Überschrift: Eine Husqvarna oder was? Nein eine MV Agusta
Hallo zusammen. Hier mal ein Bericht über das klassische
> Männerspielzeug, genauso für Frauen geeignet: eine Husqvarna WRE 125.
> Sie ist für mich das Kind der Finanzkrise 2008. Zu dieser Zeit hörte
> man zum ersten Mal: Euer schwerverdientes Geld hat bald keinen Wert
> mehr. Das sollte das Stichwort sein und so reifte der Gedanke die
> Ersparnisse für den Gebrauchtkauf zu plündern. Nun muss man noch
> erklären: von dieser 125ziger gibt es noch zwei Geschwister. Alles aus
> der gleichen Familie nur für den jeweiligen Einsatzzweck abgestimmt.
> Da gibt es erst mal die brutale Schwester, Name:
> CR 125. Ein reines Wettbewerbs- Vollcross Gerät, 89,5 Kg. Böse, böse.
> Daraus entsteht dann die Enduro, die WR 125. Die hat dann eine
> Straßenverkehrszulassung, Licht, Tacho usw., 92,5 Kilo. Die Beiden
> dürften dabei so aus 40 PS schöpfen.
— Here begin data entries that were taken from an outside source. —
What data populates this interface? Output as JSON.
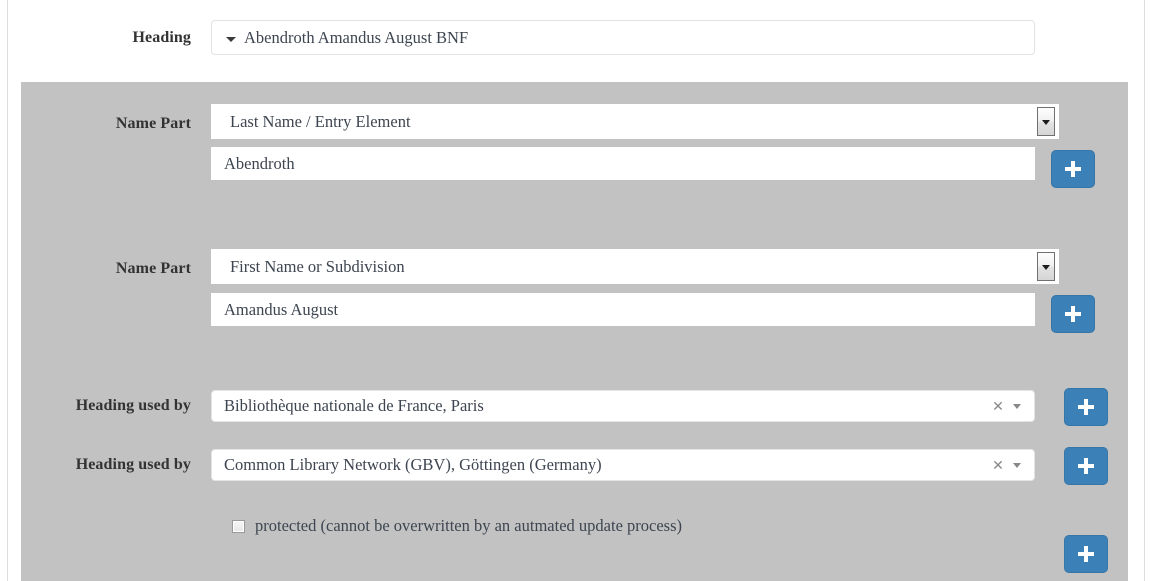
{
  "colors": {
    "panel_bg": "#c2c2c2",
    "page_bg": "#ffffff",
    "accent_blue": "#3c80b8",
    "text": "#3d4550",
    "label": "#333333"
  },
  "heading_row": {
    "label": "Heading",
    "value": "Abendroth Amandus August BNF",
    "caret_icon": "chevron-down-icon"
  },
  "name_parts": [
    {
      "label": "Name Part",
      "type_value": "Last Name / Entry Element",
      "name_value": "Abendroth",
      "dropdown_icon": "chevron-down-icon",
      "add_label": "+"
    },
    {
      "label": "Name Part",
      "type_value": "First Name or Subdivision",
      "name_value": "Amandus August",
      "dropdown_icon": "chevron-down-icon",
      "add_label": "+"
    }
  ],
  "heading_used_by": [
    {
      "label": "Heading used by",
      "value": "Bibliothèque nationale de France, Paris",
      "clear_icon": "close-icon",
      "clear_glyph": "✕",
      "arrow_icon": "chevron-down-icon",
      "add_label": "+"
    },
    {
      "label": "Heading used by",
      "value": "Common Library Network (GBV), Göttingen (Germany)",
      "clear_icon": "close-icon",
      "clear_glyph": "✕",
      "arrow_icon": "chevron-down-icon",
      "add_label": "+"
    }
  ],
  "protected": {
    "label": "protected (cannot be overwritten by an autmated update process)",
    "checked": false
  },
  "bottom_add": {
    "label": "+"
  }
}
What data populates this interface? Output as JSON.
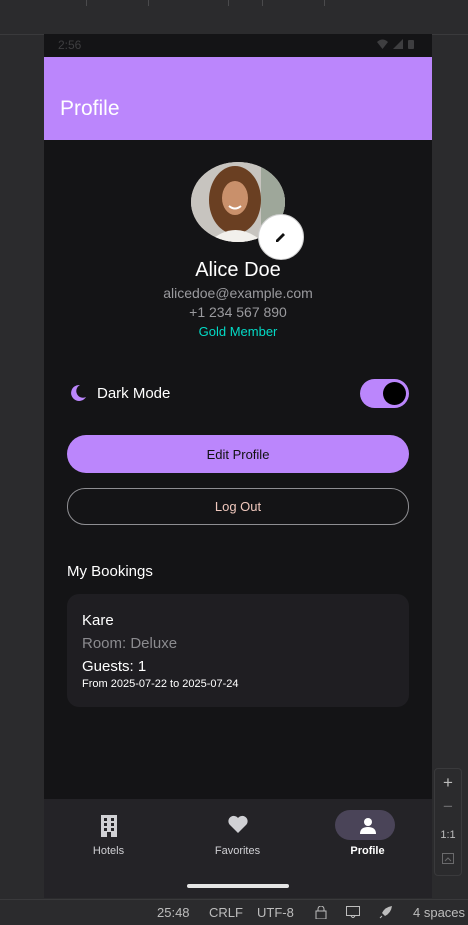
{
  "status_bar": {
    "time": "2:56"
  },
  "app_bar": {
    "title": "Profile"
  },
  "profile": {
    "name": "Alice Doe",
    "email": "alicedoe@example.com",
    "phone": "+1 234 567 890",
    "membership": "Gold Member"
  },
  "settings": {
    "dark_mode_label": "Dark Mode",
    "dark_mode_on": true
  },
  "actions": {
    "edit_profile_label": "Edit Profile",
    "logout_label": "Log Out"
  },
  "bookings": {
    "section_title": "My Bookings",
    "items": [
      {
        "hotel": "Kare",
        "room": "Room: Deluxe",
        "guests": "Guests: 1",
        "dates": "From 2025-07-22 to 2025-07-24"
      }
    ]
  },
  "bottom_nav": {
    "items": [
      {
        "label": "Hotels",
        "icon": "hotel-icon"
      },
      {
        "label": "Favorites",
        "icon": "heart-icon"
      },
      {
        "label": "Profile",
        "icon": "person-icon",
        "active": true
      }
    ]
  },
  "emulator_zoom": {
    "one_to_one": "1:1"
  },
  "ide_status": {
    "position": "25:48",
    "line_ending": "CRLF",
    "encoding": "UTF-8",
    "indent": "4 spaces"
  },
  "colors": {
    "accent": "#bb86fc",
    "secondary": "#03dac6",
    "background": "#141416",
    "card": "#1f1e22"
  }
}
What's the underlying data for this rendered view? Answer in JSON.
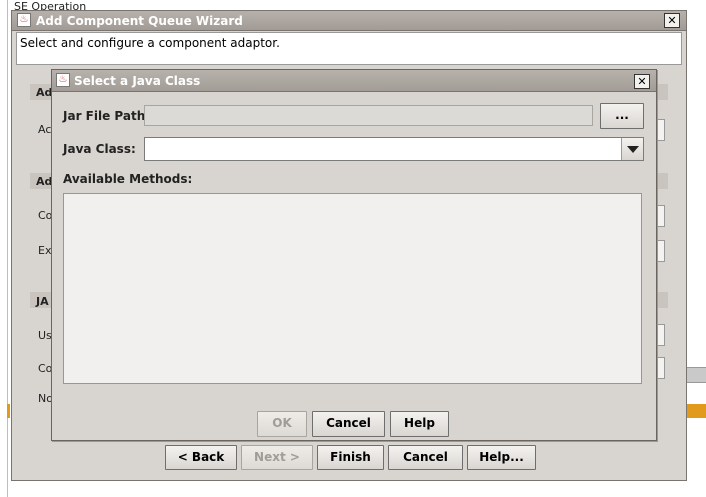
{
  "background": {
    "text": "SE Operation"
  },
  "wizard": {
    "title": "Add Component Queue Wizard",
    "banner": "Select and configure a component adaptor.",
    "fragments": {
      "ad1": "Ad",
      "a1": "Ac",
      "ad2": "Ad",
      "co1": "Co",
      "ex": "Ex",
      "ja": "JA",
      "us": "Us",
      "co2": "Co",
      "no": "No"
    },
    "buttons": {
      "back": "< Back",
      "next": "Next >",
      "finish": "Finish",
      "cancel": "Cancel",
      "help": "Help..."
    }
  },
  "dialog": {
    "title": "Select a Java Class",
    "jar_label": "Jar File Path:",
    "jar_value": "",
    "browse": "...",
    "class_label": "Java Class:",
    "class_value": "",
    "methods_label": "Available Methods:",
    "buttons": {
      "ok": "OK",
      "cancel": "Cancel",
      "help": "Help"
    }
  },
  "icons": {
    "window": "java-cup-icon",
    "close": "close-icon"
  }
}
Ja, und dann ist da noch die
> Kleine, die WRE,
> 108 Kilo, abgestimmt auf die 16jährigen. Die Kleine hat noch einen
> Zwilling, so gibt es die Cross – oder Supermotoausführung (die heißt
> SM). Optisch sind alle Modelle mehr oder weniger gleich, haben den
> gleichen Rahmen und auch den gleichen Motor. Aber beim Fahrwerk geht
> es schon los: die beiden „Großen“ sind hochwertiger ausgestattet,
> seien es die Laufräder oder die
> Vorder- und Hinterradaufhängung. Und während bei denen hochwertige
> Aluminiumteile für Schwinge und schraubbaren Heckrahmen spendiert
> werden, hat die WRE dies alles aus Stahl. Hört sich schlecht an, ist
> es aber nicht.
> Es kommt ja bekanntlich immer auf den Einsatzzweck an. In meinem Fall
> Enduro wandern und nicht dieses gnadenlose rumcrossen. Und da ist die
> Kleine ok.
>
> Nun möchte ich das Motorrad zunächst mal vorstellen: Das Beste am
> ganzen ist dieser geile, wassergekühlte Zweitaktmotor, der noch
> klassisch angekickt werden will. Er hört sich dabei an wie ein Echter,
> ist er auch. Dieses aggressive Räng, Räng, Räng, böse, böse. Man mag
> es, oder nicht. Also wer früher zur Hercules-Zündapp-Kreidler-Zeit
> diesen Klang gehabt hätte, der wäre ein Gewinner gewesen. Angefeuert
> wird das ganze über einen üppigen,
> auswaschbaren Luftfilter an dem ein Dell Orto PHBH 28 hängt (die
> CR/WR
> Modelle haben Mikuni TMX 38). Und während die Großen noch selber
> mischen müssen, wollte man das den 16- Jährigen wohl nicht zutrauen.
> Das gute Zweitaktöl wird über eine Frischölautomatik zugestellt. So
> spricht man dann
> von offiziellen 15 PS bei 9000 U/min. Man könnte schnell
> die
> Drossel in der Auspuffbirne entfernen, dann sind es knapp 30 Ps…….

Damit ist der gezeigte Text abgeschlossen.